Born in Lincoln County, Oklahoma Territory, ROY JOSEPH TURNER moved to Oklahoma City after graduating from high school and attended Hill’s Business College there. He was a bookkeeper from 1911 to 1915 and a salesman from 1916, and then served as a private in the U.S. Army during World War I. He entered the real estate business after the war ended and went on to organize Harper-Turner Oil Company and to found the 10,000 acre Turner Ranch, establishing the Turner purebred Hereford cattle herd in 1935. Turner was a member of the Oklahoma City Board of Education for seven years before becoming governor. During his gubernatorial administration, divisions of accounts and budgets were created in the Executive Department that came to be regarded as one of the most efficient systems in the United States.
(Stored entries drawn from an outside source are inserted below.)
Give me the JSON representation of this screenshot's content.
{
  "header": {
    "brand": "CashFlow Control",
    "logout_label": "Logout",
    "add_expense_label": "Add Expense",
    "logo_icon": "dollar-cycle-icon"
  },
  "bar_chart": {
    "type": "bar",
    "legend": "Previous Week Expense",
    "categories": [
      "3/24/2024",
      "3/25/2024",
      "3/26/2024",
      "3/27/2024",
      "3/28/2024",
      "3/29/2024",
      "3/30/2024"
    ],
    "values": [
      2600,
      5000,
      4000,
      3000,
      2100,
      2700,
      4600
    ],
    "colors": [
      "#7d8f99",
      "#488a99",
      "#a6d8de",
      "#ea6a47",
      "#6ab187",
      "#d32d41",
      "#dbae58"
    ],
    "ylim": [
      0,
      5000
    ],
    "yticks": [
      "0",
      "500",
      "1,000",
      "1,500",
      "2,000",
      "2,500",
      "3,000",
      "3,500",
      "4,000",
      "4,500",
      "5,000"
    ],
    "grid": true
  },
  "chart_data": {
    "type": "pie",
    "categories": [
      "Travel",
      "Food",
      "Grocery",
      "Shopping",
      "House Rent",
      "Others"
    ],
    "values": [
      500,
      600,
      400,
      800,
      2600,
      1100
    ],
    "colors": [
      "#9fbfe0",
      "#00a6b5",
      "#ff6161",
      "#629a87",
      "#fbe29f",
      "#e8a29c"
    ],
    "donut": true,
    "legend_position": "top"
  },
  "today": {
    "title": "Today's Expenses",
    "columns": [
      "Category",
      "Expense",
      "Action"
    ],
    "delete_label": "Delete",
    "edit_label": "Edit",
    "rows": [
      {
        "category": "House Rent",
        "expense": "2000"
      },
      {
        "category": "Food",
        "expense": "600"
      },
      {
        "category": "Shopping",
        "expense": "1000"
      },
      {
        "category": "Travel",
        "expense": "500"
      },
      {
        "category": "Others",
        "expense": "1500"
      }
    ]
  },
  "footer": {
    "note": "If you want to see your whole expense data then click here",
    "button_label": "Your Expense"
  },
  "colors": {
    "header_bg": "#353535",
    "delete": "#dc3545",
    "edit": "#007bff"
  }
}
Also while Turner was governor, the State Highway Department and State Planning and Resources Board were reorganized; a Board of Regents for State Colleges was established; the Oklahoma Turnpike Authority was created; and segregation in higher education was ended in the state. Turner failed, however, in efforts to establish a merit system for state employees and to reform public education financing, neither of which won the state legislature’s approval. When the Democratic Party split over the 1948 election [leading to formation of the States Rights Party—known as Dixiecrats—by southern delegates opposed to Harry Truman’s civil rights platform], Turner refused to support fellow southern delegates to the Democratic National Convention who joined the Dixiecrats and remained loyal to the national Democratic Party. After leaving office, he returned to his oil and cattle investments and served as Chair of the State Highway Commission from 1959 until 1963.
Sobel, Robert, and John Raimo, eds. Biographical Directory of the Governors of the United States, 1789-1978, Vol. 3. Westport, CT: Meckler Books, 1978. 4 vols.
The National Cyclopaedia of American Biography, Vol. 58. New York: James T. White & Company.